O Brasil não perde feio. Com 8,5 milhões de quilômetros quadrados, é o quinto maior país do mundo.

Essas enormidades fazem de ambos os territórios espaço para diversidades climáticas e culturais. E isso se reflete até nos fusos horários: o Brasil tem quatro, a Rússia tem 11.

Em termos populacionais, o Brasil está na frente. Tem a sexta maior população do mundo, com 216 milhões de habitantes. Os russos são 145 milhões — figuram na nona colocação.

Por outro lado, parece que atraímos mais os russos do que o contrário. Dados mais recentes do Ministério das Relações Exteriores registram apenas 1,1 mil brasileiros vivendo na Rússia. Segundo a Embaixada da Federação Russa no Brasil, há 35 mil russos vivendo no Brasil. No livro Imigrantes Russos no Brasil, o pesquisador Igor Chnee afirma que vivem em solo brasileiro 1,8 milhão de descendentes de imigrantes russos atualmente.


Novelas e futebol

Russos e brasileiros compartilham alguns gostos em comum. As novelas, por exemplo. Produções nacionais são exibidas por lá desde a época soviética — com A Escrava Isaura. E seguem sendo um hit.

"Fonte inesgotável de informações sobre cenários e comportamentos tipicamente brasileiros, as nossas novelas continuam fazendo sucesso na Rússia", diz Oswald, em seu livro. "Acho que boa parte da simpatia que nutrem por nós […] vem das imagens que guarda das novelas. Descobri, inclusive, que as novelas brasileiras estão entre os itens mais pirateados da internet russa, segundo dados de uma empresa de segurança que acompanha movimentos suspeitos de cópias e reproduções piratas na rede."

Vágner Love fez história no CSKA Moscou, onde jogou de 2004 a 2012 e, depois, novamente em 2013.(Getty Images)

"É comum vê-los sonhando com as praias cariocas", acrescenta ela.

O futebol é outra paixão em comum. E aí russos não pestanejam em exaltar nomes como Pelé, Ronaldinho, Kaká, Neymar… E Vágner Love, atacante que está longe de ter se tornado uma unanimidade no Brasil, mas que fez história no clube CSKA Moscou, onde jogou de 2004 a 2012 e, depois, novamente em 2013.

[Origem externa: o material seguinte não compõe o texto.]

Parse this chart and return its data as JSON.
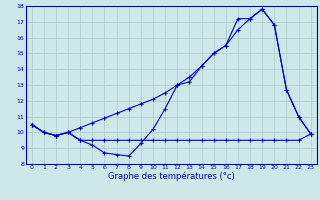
{
  "hours": [
    0,
    1,
    2,
    3,
    4,
    5,
    6,
    7,
    8,
    9,
    10,
    11,
    12,
    13,
    14,
    15,
    16,
    17,
    18,
    19,
    20,
    21,
    22,
    23
  ],
  "temp": [
    10.5,
    10.0,
    9.8,
    10.0,
    9.5,
    9.2,
    8.7,
    8.6,
    8.5,
    9.3,
    10.2,
    11.5,
    13.0,
    13.2,
    14.2,
    15.0,
    15.5,
    17.2,
    17.2,
    17.8,
    16.8,
    12.7,
    11.0,
    9.9
  ],
  "temp_min": [
    10.5,
    10.0,
    9.8,
    10.0,
    9.5,
    9.5,
    9.5,
    9.5,
    9.5,
    9.5,
    9.5,
    9.5,
    9.5,
    9.5,
    9.5,
    9.5,
    9.5,
    9.5,
    9.5,
    9.5,
    9.5,
    9.5,
    9.5,
    9.9
  ],
  "temp_max": [
    10.5,
    10.0,
    9.8,
    10.0,
    10.3,
    10.6,
    10.9,
    11.2,
    11.5,
    11.8,
    12.1,
    12.5,
    13.0,
    13.5,
    14.2,
    15.0,
    15.5,
    16.5,
    17.2,
    17.8,
    16.8,
    12.7,
    11.0,
    9.9
  ],
  "line_color": "#0000cc",
  "bg_color": "#cce8e8",
  "grid_color": "#aacccc",
  "xlabel": "Graphe des températures (°c)",
  "ylim": [
    8,
    18
  ],
  "xlim": [
    -0.5,
    23.5
  ],
  "yticks": [
    8,
    9,
    10,
    11,
    12,
    13,
    14,
    15,
    16,
    17,
    18
  ],
  "xticks": [
    0,
    1,
    2,
    3,
    4,
    5,
    6,
    7,
    8,
    9,
    10,
    11,
    12,
    13,
    14,
    15,
    16,
    17,
    18,
    19,
    20,
    21,
    22,
    23
  ]
}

Coincidentemente, Brasil e Rússia foram os países-sede das últimas duas Copas do Mundo, respectivamente em 2014 e 2018.

Religião

Mais de 100 milhões de russos se declaram cristãos da Igreja Ortodoxa — embora se estime que o número de fiéis ativos esteja entre 20 e 30 milhões. No Brasil, são quase 119 milhões de católicos — e 170 milhões que se dizem cristãos.

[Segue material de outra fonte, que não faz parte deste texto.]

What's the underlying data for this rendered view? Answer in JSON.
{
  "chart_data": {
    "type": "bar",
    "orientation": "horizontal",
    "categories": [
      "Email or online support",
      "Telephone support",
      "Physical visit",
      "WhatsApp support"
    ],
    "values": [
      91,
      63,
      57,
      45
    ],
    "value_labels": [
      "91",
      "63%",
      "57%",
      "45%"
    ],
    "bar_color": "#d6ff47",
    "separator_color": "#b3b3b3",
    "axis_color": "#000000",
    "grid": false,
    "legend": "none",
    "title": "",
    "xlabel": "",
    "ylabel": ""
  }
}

Igreja do Sangue em Honra de Todos os Santos que Resplandeceram na Terra Russa, em Ecaterimburgo, no mesmo local onde os Romanov foram executados.( Edison Veiga)

Além da religiosidade em si, a história das duas principais denominações religiões também diz muito sobre a formação social de ambos os países. Isto porque as igrejas Católica Apostólica Romana e Ortodoxa Russa têm uma raiz comum — e guardam semelhanças e uma relação de respeito mútuo.

O racha histórico entre esses dois mundos ocorreu em 1054, no episódio chamado de Cisma do Oriente. Conforme explica o vaticanista Filipe Domingues, doutor pela Pontifícia Universidade Gregoriana de Roma e vice-diretor do Lay Centre em Roma, uma diferença importante é que a Igreja Ortodoxa "não tem a autoridade central, como os católicos têm o papa".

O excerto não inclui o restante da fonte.